Бурлаков вспомнил слова Парранского о фантастических, по его мнению, задачах, которые легко, поднятием руки, решили триста восемьдесят шесть делегатов с «правом решающего голоса». Не называя Парранского, Бурлаков изложил Ожигалову сомнения инженера. Если посмотреть без всяких предубеждений, то и в самом деле придумали фантазию: за одну пятилетку «преодолеть пережитки капитализма в экономике и сознании людей». Ну, уж если преодолевать, то надо это делать решительно.

— Так. — Ожигалов уперся грудью в ребро стола, а руками ухватился за его края. — А как решительно?

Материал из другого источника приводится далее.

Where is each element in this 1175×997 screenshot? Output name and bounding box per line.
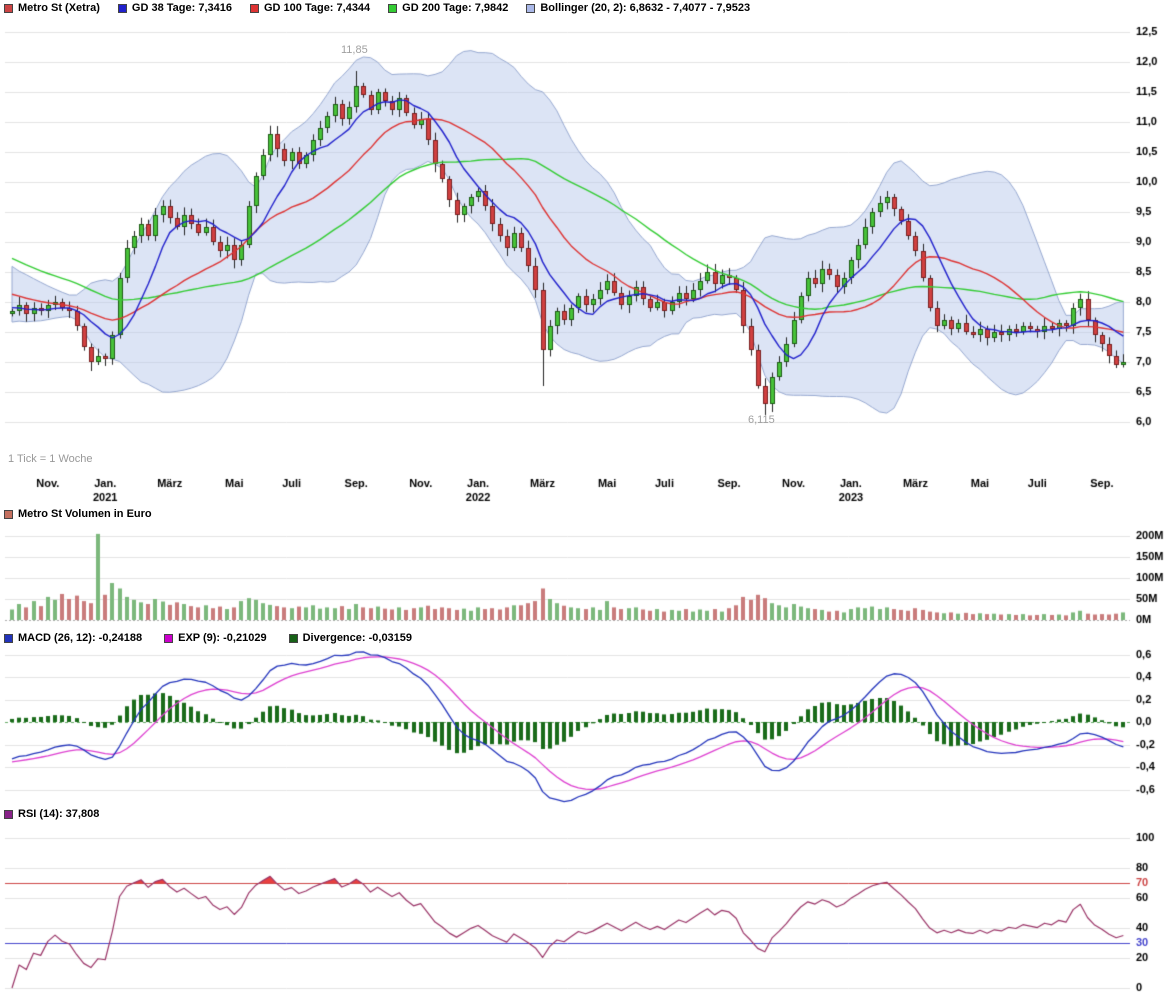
legend-item-macd: MACD (26, 12): -0,24188 xyxy=(4,632,142,644)
volume-label: Metro St Volumen in Euro xyxy=(18,508,152,520)
legend-item-rsi: RSI (14): 37,808 xyxy=(4,808,99,820)
gd38-swatch-icon xyxy=(117,3,127,13)
legend-item-gd200: GD 200 Tage: 7,9842 xyxy=(388,2,508,14)
exp-swatch-icon xyxy=(164,633,174,643)
tick-note: 1 Tick = 1 Woche xyxy=(8,453,93,465)
gd100-swatch-icon xyxy=(249,3,259,13)
annotation-low: 6,115 xyxy=(748,414,775,426)
legend-item-divergence: Divergence: -0,03159 xyxy=(288,632,413,644)
instrument-label: Metro St (Xetra) xyxy=(18,2,100,14)
price-legend: Metro St (Xetra) GD 38 Tage: 7,3416 GD 1… xyxy=(4,2,750,14)
gd200-label: GD 200 Tage: 7,9842 xyxy=(402,2,509,14)
macd-legend: MACD (26, 12): -0,24188 EXP (9): -0,2102… xyxy=(4,632,412,644)
macd-swatch-icon xyxy=(4,633,13,643)
legend-item-volume: Metro St Volumen in Euro xyxy=(4,508,152,520)
legend-item-instrument: Metro St (Xetra) xyxy=(4,2,100,14)
instrument-swatch-icon xyxy=(4,3,13,13)
legend-item-exp: EXP (9): -0,21029 xyxy=(164,632,267,644)
bollinger-label: Bollinger (20, 2): 6,8632 - 7,4077 - 7,9… xyxy=(540,2,751,14)
rsi-label: RSI (14): 37,808 xyxy=(18,808,100,820)
exp-label: EXP (9): -0,21029 xyxy=(178,632,267,644)
bollinger-swatch-icon xyxy=(526,3,536,13)
annotation-high: 11,85 xyxy=(341,44,368,56)
divergence-label: Divergence: -0,03159 xyxy=(302,632,413,644)
volume-legend: Metro St Volumen in Euro xyxy=(4,508,152,520)
gd100-label: GD 100 Tage: 7,4344 xyxy=(263,2,371,14)
rsi-legend: RSI (14): 37,808 xyxy=(4,808,99,820)
volume-swatch-icon xyxy=(4,509,13,519)
legend-item-gd38: GD 38 Tage: 7,3416 xyxy=(117,2,232,14)
rsi-swatch-icon xyxy=(4,809,13,819)
gd200-swatch-icon xyxy=(388,3,398,13)
legend-item-gd100: GD 100 Tage: 7,4344 xyxy=(249,2,371,14)
macd-label: MACD (26, 12): -0,24188 xyxy=(18,632,143,644)
gd38-label: GD 38 Tage: 7,3416 xyxy=(131,2,232,14)
divergence-swatch-icon xyxy=(288,633,298,643)
legend-item-bollinger: Bollinger (20, 2): 6,8632 - 7,4077 - 7,9… xyxy=(526,2,750,14)
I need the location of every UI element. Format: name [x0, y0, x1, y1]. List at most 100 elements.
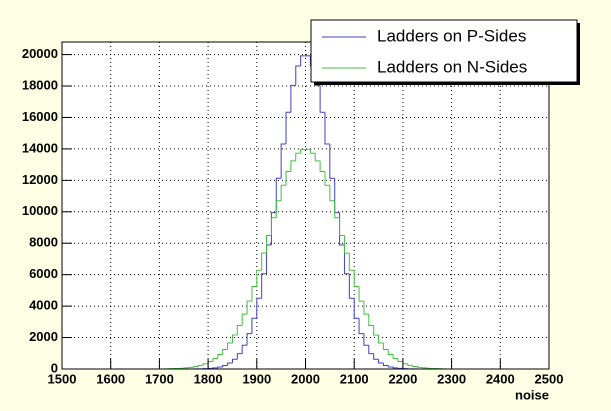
histogram-bin — [246, 300, 252, 315]
histogram-bin — [280, 184, 287, 201]
y-tick-label: 20000 — [22, 46, 58, 61]
histogram-bin — [251, 317, 257, 334]
histogram-bin — [324, 171, 330, 186]
y-tick-label: 0 — [51, 360, 58, 375]
y-tick-label: 10000 — [22, 203, 58, 218]
y-tick-label: 18000 — [22, 77, 58, 92]
histogram-bin — [300, 148, 306, 154]
histogram-bin — [309, 149, 316, 154]
histogram-bin — [256, 269, 262, 287]
histogram-bin — [319, 85, 325, 113]
histogram-bin — [266, 235, 272, 254]
histogram-bin — [378, 335, 384, 344]
y-tick-label: 14000 — [22, 140, 58, 155]
histogram-bin — [192, 365, 199, 368]
histogram-bin — [227, 342, 233, 350]
histogram-bin — [202, 363, 209, 366]
x-tick-label: 1700 — [145, 371, 174, 386]
histogram-bin — [212, 357, 218, 362]
histogram-bin — [241, 313, 248, 326]
histogram-bin — [227, 362, 233, 366]
histogram-bin — [368, 345, 374, 355]
histogram-bin — [280, 143, 287, 179]
histogram-bin — [261, 273, 267, 299]
histogram-bin — [261, 252, 267, 271]
histogram-bin — [285, 171, 291, 186]
histogram-bin — [329, 185, 335, 202]
x-tick-label: 1800 — [194, 371, 223, 386]
histogram-bin — [270, 217, 277, 236]
x-tick-label: 1600 — [96, 371, 125, 386]
histogram-bin — [392, 354, 399, 359]
histogram-bin — [382, 343, 389, 351]
legend-label: Ladders on N-Sides — [377, 57, 527, 76]
histogram-bin — [329, 144, 335, 179]
histogram-bin — [343, 235, 350, 254]
histogram-bin — [236, 324, 243, 336]
histogram-bin — [407, 363, 413, 366]
y-tick-label: 6000 — [29, 266, 58, 281]
histogram-bin — [314, 153, 321, 162]
histogram-bin — [285, 111, 291, 145]
histogram-bin — [373, 325, 379, 336]
histogram-bin — [417, 366, 423, 368]
histogram-bin — [319, 160, 325, 173]
histogram-bin — [378, 359, 384, 364]
histogram-bin — [363, 301, 369, 315]
x-tick-label: 1500 — [48, 371, 77, 386]
histogram-bin — [295, 152, 301, 161]
x-tick-label: 1900 — [242, 371, 271, 386]
histogram-bin — [236, 353, 243, 360]
histogram-bin — [324, 112, 330, 145]
y-tick-label: 2000 — [29, 329, 58, 344]
histogram-bin — [397, 358, 403, 362]
histogram-bin — [339, 217, 345, 237]
histogram-bin — [231, 334, 238, 344]
histogram-bin — [353, 270, 360, 287]
x-tick-label: 2400 — [486, 371, 515, 386]
histogram-bin — [343, 244, 350, 275]
histogram-bin — [353, 298, 360, 319]
histogram-bin — [231, 358, 238, 364]
histogram-bin — [363, 333, 369, 346]
y-tick-label: 16000 — [22, 109, 58, 124]
histogram-bin — [373, 353, 379, 360]
histogram-bin — [348, 253, 355, 271]
histogram-bin — [295, 65, 301, 86]
x-tick-label: 2000 — [291, 371, 320, 386]
histogram-bin — [251, 285, 257, 302]
histogram-bin — [368, 314, 374, 326]
x-tick-label: 2500 — [535, 371, 564, 386]
x-tick-label: 2100 — [340, 371, 369, 386]
legend-label: Ladders on P-Sides — [377, 26, 526, 45]
histogram-bin — [387, 365, 394, 368]
legend — [310, 19, 578, 83]
histogram-bin — [275, 200, 282, 218]
x-axis-label: noise — [515, 387, 549, 402]
histogram-bin — [290, 160, 296, 172]
histogram-bin — [300, 55, 306, 67]
histogram-bin — [387, 349, 394, 356]
histogram-bin — [358, 318, 364, 335]
y-tick-label: 4000 — [29, 298, 58, 313]
histogram-bin — [246, 333, 252, 346]
plot-area — [62, 42, 549, 369]
y-tick-label: 8000 — [29, 235, 58, 250]
histogram-bin — [222, 349, 228, 355]
histogram-bin — [382, 363, 389, 367]
x-tick-label: 2300 — [437, 371, 466, 386]
histogram-bin — [412, 365, 418, 367]
histogram-bin — [241, 344, 248, 354]
x-tick-label: 2200 — [388, 371, 417, 386]
histogram-bin — [392, 366, 399, 369]
histogram-bin — [217, 366, 223, 368]
histogram-bin — [197, 364, 204, 367]
histogram-bin — [222, 365, 228, 367]
histogram-bin — [290, 84, 296, 113]
histogram-bin — [256, 297, 262, 319]
histogram-bin — [217, 354, 223, 359]
histogram-bin — [348, 273, 355, 299]
histogram-bin — [358, 286, 364, 302]
histogram-bin — [334, 200, 340, 219]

— Ну, как кулаков, что ли... — Николай рассек воздух рукой, — ликвидировать сразу. Вон руки отсекали за воровство... Не помню, в какой стране, у финнов, что ли...

— Кто должен отсекать?

— Партия. Она же постановила ликвидировать пережитки. Вся власть у нее. Директор, сам большевик, и тот без стука сюда не войдет, спросит: «Разрешите?»

Ожигалов откинулся на спинку кресла, а спиной и затылком уперся в стенку. Прикрыл глаза. И Николай неожиданно для себя обнаружил: этот человек устал. Под глазами резко обозначились темные круги — верный признак сильного утомления и, вероятно, хронического недоедания; губы синеватые, щеки с желтизной, с оплывами. В сравнении с Ожигаловым, — а он всего-то на десять лет старше, — Николай почувствовал себя бессовестно здоровым.

Не ради же своих личных интересов растрачивает Ожигалов свое здоровье и нервы! Другие, смотришь, еле-еле поворачиваются, а он крутится, как шарикоподшипник, и на производстве, и на заседаниях, и на «летучках»: вникает.

Ему надо помогать, хотя он и не просит о помощи. Помогать не гривенником из кошелька, а поведением в жизни.

Наконец Ожигалов с трудом разлепил веки.

— Извини, Коля, бывает со мной. Вдруг схватит с темечка, как сдавит в грудной клетке. А тут, на беду, сынишка захворал. Сменил Настеньку. На всю ночь. Она ведь тоже на страже партийных интересов, выращивает будущее дерзновенное племя... Итак, рекомендуешь ликвидировать пережитки как класс? Отсечь? Отсечь, конечно, можно, если предрассудок или пережиток болтается, как хвост у собаки. А он тут сидит, — ткнул пальцем себя в грудь. — Как сюда ножом доберешься? А если вот тут засел, в черепке? Голова не орех, раскалывать не станешь...

— Хорошо. Я понял, — согласился Николай. — Тогда как же мы вычистим мусор из всех закутков?

Ожигалов ответил не сразу, сначала отыскал завалявшуюся в ящиках стола пачку папирос в мягкой упаковке, наладил настольную зажигалку — большой агрегат, преподнесенный комсомольцами на память о читательской конференции по его книжке «На фронт и на фронте».